Bienes de las parroquias del Aragón Oriental

Los bienes de las parroquias del Aragón Oriental son motivo de conflicto entre la Diócesis de Barbastro-Monzón y la Diócesis de Lérida desde hace más de una década. La sede aragonesa reclama a la catalana la devolución de más de un centenar de obras que en la actualidad se encuentran en el Museo Diocesano de Lérida en concepto de depósito y que legítimamente son propiedad de las parroquias que en 1995 pasaron a formar parte del obispado de Barbastro-Monzón. El Vaticano ha dado la razón a la Diócesis oscense en tres ocasiones, en 1998, en 2005 y en 2008, ordenando la devolución de los bienes. Los dos primeros decretos han sido recurridos por el obispado leridano que se niega a entregar los bienes a Aragón. El conflicto ha traspasado incluso el ámbito eclesiástico para convertirse en un asunto de debate político en el que se han visto envueltos la Diputación de Lérida, la Generalitat de Cataluña y el Gobierno de Aragón.

El origen del conflicto radica en las diferencias que históricamente han existido entre los límites administrativos y los diocesanos en el territorio español.
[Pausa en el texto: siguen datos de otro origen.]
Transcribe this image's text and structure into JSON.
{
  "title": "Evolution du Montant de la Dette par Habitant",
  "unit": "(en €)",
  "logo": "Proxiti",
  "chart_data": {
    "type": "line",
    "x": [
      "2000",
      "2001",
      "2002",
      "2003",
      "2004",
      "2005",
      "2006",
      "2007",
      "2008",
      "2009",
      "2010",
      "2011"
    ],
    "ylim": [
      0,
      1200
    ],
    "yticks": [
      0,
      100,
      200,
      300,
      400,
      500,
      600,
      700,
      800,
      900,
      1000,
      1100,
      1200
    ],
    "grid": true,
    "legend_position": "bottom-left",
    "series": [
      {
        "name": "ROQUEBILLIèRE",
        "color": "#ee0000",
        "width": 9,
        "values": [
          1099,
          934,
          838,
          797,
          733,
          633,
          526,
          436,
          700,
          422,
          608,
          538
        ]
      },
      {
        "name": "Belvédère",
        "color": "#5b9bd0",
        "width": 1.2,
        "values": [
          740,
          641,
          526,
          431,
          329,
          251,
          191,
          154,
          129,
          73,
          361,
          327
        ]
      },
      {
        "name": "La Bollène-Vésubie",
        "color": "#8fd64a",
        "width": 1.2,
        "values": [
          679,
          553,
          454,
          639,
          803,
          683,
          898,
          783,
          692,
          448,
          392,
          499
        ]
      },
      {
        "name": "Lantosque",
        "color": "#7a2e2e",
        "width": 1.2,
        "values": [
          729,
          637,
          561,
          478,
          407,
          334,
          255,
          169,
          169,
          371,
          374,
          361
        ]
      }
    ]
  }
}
En el caso que nos ocupa, los términos entre las Diócesis de Huesca y Lérida se fijaron en 1203 por el papa Inocencio III mediante bula, mientras que los límites políticos entre Aragón y Cataluña lo hicieron en la segunda mitad del siglo XIII. En el siglo XVI la iglesia llevó a cabo una reforma de sus sedes episcopales y entre otras, se creó la de Barbastro que tomó parte de Lérida y parte de Huesca. Las demarcaciones políticas y diocesanas no coincidían pero se mantuvieron.
 
El Concordato entre la Santa Sede y el Gobierno Español de 1953 recogió la revisión de las circunscripciones diocesanas para evitar que éstas abarcasen territorios de diferentes provincias. De este modo 35 parroquias ubicadas dentro de los límites de la provincia de Huesca se segregaron de la Diócesis leridana. Habría que esperar hasta el decreto de 15 de junio de 1995, emitido por la Congregación de Obispos, para que se estableciese el nacimiento del obispado de Barbastro-Monzón y la integración en el mismo, entre ese mismo año y 1998, de las 111 parroquias oscenses que todavía seguían adscritas a Lérida. Se respondía así a los planteamientos de Ambrosio Echebarría, obispo de Barbastro entre 1974 y 1999, y a las reivindicaciones que a finales de los años 80 y principios de los 90 tomaban fuerza en la calle.
 
En este tiempo Echebarría reclamó la devolución de los bienes de las parroquias que habían pasado a formar parte del obispado de Barbastro-Monzón. Estos bienes se encontraban (y todavía se encuentran) depositados en el Museo Diocesáno de Lérida. El decreto de la Nunciatura Apostólica de 28 de junio de 1998 establecía que los bienes de las parroquias desmembradas se hallaban en este museo a título de depósito y no de propiedad, por lo que deberían ser devueltos a sus legítimos propietarios en caso de ser reclamados por ellos. Este decreto no fue aceptado por la Diócesis de Lérida y recurrió esta orden ante la Congregación de Obispos iniciando un largo proceso judicial cargado de recursos, impugnaciones y súplicas que han sido desestimados. En septiembre de 2005 el Ejecutor designado por Roma y director del Servicio Jurídico Civil de la Conferencia Episcopal Española, Silverio Nieto, resolvió que 113 piezas debían regresar definitivamente a Aragón en un plazo de 30 días y que además la Diócesis leridana debía poner medios para encontrar otras doce extraviadas bajo su custodia. El entonces obispo de Lérida, recurrió esta orden y aportó pruebas sobre presuntas transacciones económicas con las parroquias aragonesas a finales del siglo XIX, aunque éstas no fueron consideradas válidas.
 
En la actualidad este conflicto todavía no ha sido resuelto.